Tüm bunları herkesin kolayca öğrenebilmesi ve kullanmaya başlayabilmesi için Alternatif Bilişim Derneği ’Kem Gözlere Şiş’ isimli bir proje başlattı. Projede size yardımcı olacak programları, bunların nasıl kurulduğunu ve nasıl kullanıldığını oldukça basit bir dille anlatan dökümanlar mevcut.
 
Bunun yanı sıra çevremizdeki insanlara şifrelemenin ve internette yaptıklarımızın gizli kalmasını istemenin bir suç olmadığını anlatmak çok önemli. Birçok insan “Bunları yaparsam şüphe çekmez miyim, kendimi suçlu gibi göstermez miyim?” diye düşünüyor. Böyle bir şey söz konusu olamaz, özel hayatınızın gizli kalmasını istemek ve bunu gizli tutmak için çaba harcamak bir insan hakkıdır ve bunu yapmanızın hiçbir şekilde suç olması mümkün değildir. Aksine, bunu ihlal etmeye çalışanlar suç işlemektedir. Bu durumun aslında mektup göndermekten farkı yok. Siz sevgilinize mektup yazıp göndereceğinizde zarfın kapağını kapatırsınız, çünkü o sizin özelinizdir ve sevgilinizden başkası görsün istemezsiniz. Bu da en doğal hakkınızdır ve kimse bunun suç olduğunu iddia edemez. Ancak bunu verdiğiniz postacı zarfı açar ve okursa, üstelik okuduğuna dair hiçbir işaret de koymazsa veya okuyup beğenmeyerek bunu göndermezse suç işlemiş olur. Çünkü onun görevi o zarfı sizin yazdığınız adrese götürmekten fazlası değildir. İnternetteki iletişiminiz de bundan farksızdır ve zarfı kimsenin açmayacağı şekilde kapatmak en doğal hakkınızdır.

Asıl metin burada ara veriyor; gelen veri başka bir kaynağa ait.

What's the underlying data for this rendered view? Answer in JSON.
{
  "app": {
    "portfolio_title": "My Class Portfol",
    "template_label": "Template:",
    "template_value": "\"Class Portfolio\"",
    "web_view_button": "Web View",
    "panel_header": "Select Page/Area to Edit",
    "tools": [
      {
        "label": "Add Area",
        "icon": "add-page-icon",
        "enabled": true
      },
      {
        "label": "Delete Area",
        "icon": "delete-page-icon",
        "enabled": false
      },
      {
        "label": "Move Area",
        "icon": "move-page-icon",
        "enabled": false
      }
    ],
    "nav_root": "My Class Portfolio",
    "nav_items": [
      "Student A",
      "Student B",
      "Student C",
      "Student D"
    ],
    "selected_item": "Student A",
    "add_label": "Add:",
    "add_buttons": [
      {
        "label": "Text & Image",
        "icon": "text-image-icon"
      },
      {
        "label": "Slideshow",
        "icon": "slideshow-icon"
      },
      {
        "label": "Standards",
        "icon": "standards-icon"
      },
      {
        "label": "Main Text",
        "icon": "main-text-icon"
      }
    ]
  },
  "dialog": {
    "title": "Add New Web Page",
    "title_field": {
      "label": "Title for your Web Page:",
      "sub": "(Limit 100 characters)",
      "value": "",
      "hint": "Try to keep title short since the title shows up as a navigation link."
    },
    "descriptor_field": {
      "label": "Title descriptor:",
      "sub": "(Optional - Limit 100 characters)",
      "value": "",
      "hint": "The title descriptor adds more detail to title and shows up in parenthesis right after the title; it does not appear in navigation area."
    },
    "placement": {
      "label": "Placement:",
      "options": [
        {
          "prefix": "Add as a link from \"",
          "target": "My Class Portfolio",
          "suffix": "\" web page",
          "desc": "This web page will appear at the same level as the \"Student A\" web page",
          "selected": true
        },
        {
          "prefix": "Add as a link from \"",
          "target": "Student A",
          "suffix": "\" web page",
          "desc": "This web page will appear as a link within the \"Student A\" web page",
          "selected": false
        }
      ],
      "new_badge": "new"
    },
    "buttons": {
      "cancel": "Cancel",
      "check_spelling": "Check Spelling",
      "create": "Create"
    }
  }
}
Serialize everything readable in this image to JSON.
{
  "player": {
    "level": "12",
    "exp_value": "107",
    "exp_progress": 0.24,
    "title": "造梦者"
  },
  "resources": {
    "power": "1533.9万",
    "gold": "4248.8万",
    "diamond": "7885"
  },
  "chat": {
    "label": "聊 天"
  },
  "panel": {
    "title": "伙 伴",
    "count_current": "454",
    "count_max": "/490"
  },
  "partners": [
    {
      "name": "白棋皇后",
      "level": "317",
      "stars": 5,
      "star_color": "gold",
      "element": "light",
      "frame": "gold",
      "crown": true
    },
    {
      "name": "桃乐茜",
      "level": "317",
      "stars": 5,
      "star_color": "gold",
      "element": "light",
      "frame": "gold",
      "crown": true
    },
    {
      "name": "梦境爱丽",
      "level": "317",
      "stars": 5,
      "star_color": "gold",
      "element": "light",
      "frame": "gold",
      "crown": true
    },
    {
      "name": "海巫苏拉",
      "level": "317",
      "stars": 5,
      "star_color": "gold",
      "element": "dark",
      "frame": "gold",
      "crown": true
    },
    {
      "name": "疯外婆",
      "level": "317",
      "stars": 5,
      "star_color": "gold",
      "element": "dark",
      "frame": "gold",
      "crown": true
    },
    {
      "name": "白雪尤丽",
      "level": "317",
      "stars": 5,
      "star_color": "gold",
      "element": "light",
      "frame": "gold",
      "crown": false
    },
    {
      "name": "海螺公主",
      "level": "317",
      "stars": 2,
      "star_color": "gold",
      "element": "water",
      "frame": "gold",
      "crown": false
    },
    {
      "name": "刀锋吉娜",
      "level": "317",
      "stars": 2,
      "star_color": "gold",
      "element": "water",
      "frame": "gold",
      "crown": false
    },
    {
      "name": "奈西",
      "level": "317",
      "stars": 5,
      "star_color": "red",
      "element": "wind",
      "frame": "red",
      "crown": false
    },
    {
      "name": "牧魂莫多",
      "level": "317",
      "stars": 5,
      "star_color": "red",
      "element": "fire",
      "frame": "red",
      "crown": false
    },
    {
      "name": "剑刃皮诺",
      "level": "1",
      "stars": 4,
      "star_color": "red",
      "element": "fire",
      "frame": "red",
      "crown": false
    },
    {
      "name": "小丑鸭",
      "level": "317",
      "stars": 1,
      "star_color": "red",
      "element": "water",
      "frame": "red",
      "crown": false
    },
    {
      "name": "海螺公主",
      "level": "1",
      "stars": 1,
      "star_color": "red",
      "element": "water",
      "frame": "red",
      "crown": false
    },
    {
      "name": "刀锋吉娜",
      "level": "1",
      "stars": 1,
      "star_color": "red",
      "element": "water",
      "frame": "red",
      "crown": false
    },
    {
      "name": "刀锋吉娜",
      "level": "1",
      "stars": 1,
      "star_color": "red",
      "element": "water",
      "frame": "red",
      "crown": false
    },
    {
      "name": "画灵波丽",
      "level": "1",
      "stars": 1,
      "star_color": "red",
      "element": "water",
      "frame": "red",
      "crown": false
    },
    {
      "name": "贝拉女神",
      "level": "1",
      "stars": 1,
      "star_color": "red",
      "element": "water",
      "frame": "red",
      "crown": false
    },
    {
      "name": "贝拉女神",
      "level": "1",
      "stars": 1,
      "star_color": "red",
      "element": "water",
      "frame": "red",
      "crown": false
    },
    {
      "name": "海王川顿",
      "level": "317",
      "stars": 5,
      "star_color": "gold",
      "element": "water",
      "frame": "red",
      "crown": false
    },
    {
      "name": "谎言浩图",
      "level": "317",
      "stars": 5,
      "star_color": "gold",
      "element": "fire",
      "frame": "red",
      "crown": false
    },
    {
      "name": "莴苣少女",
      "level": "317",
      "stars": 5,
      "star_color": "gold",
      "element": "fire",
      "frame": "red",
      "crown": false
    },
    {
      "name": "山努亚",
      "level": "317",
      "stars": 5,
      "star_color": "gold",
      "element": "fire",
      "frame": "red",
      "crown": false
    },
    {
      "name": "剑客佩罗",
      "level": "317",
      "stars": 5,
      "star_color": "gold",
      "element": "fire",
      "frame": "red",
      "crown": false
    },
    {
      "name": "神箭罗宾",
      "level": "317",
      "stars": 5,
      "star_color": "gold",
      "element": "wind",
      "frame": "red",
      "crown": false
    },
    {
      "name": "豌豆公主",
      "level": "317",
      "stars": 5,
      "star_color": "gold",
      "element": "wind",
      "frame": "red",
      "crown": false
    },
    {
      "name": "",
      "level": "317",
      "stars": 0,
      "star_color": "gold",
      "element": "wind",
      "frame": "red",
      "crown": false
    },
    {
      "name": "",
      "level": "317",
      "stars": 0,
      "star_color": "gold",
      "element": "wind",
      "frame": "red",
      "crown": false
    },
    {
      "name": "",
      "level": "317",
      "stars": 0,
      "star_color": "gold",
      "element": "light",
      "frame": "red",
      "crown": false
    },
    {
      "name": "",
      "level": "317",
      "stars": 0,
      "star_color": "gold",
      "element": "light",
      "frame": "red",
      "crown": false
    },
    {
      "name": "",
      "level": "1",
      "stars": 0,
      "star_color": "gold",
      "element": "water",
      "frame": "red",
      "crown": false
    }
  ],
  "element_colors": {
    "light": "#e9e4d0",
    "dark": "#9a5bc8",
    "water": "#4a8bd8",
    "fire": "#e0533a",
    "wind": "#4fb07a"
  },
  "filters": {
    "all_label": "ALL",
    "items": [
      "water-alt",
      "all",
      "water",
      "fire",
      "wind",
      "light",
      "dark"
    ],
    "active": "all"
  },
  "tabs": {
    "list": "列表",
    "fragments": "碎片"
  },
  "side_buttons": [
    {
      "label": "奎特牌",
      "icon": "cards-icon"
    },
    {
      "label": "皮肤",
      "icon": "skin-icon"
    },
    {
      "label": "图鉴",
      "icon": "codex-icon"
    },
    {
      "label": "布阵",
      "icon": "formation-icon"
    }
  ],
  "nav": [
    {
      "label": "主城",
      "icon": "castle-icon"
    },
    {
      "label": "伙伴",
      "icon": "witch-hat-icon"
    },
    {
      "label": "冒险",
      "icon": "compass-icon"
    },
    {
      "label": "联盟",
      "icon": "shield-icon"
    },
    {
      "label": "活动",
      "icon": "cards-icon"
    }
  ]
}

Bu konuda bir bilinç ve muhalefet yaratmak, insanların bu düzenlemelere itiraz etmesini sağlamak da çok önemli. Ancak bu itirazı dile getirirken tek bir iktidarı veya tek bir yasayı hedef alma hatasına düşmemek lazım. Çünkü bu tarz düzenlemeler dünyanın her yerinde, neredeyse her devlet tarafından yapılmakta ve buna herhangi bir partinin yasası olduğu için değil bizim en doğal haklarımız olan özel hayatın gizliliği, haber ve bilgi alma özgürlüğü ve ifade özgürlüğünü ihlal ettiği için itiraz etmeliyiz. Ve tek bir yasadan kurtulmanın da ötesinde, böyle yasaların asla teklif edilememesini sağlamaya çalışmalıyız.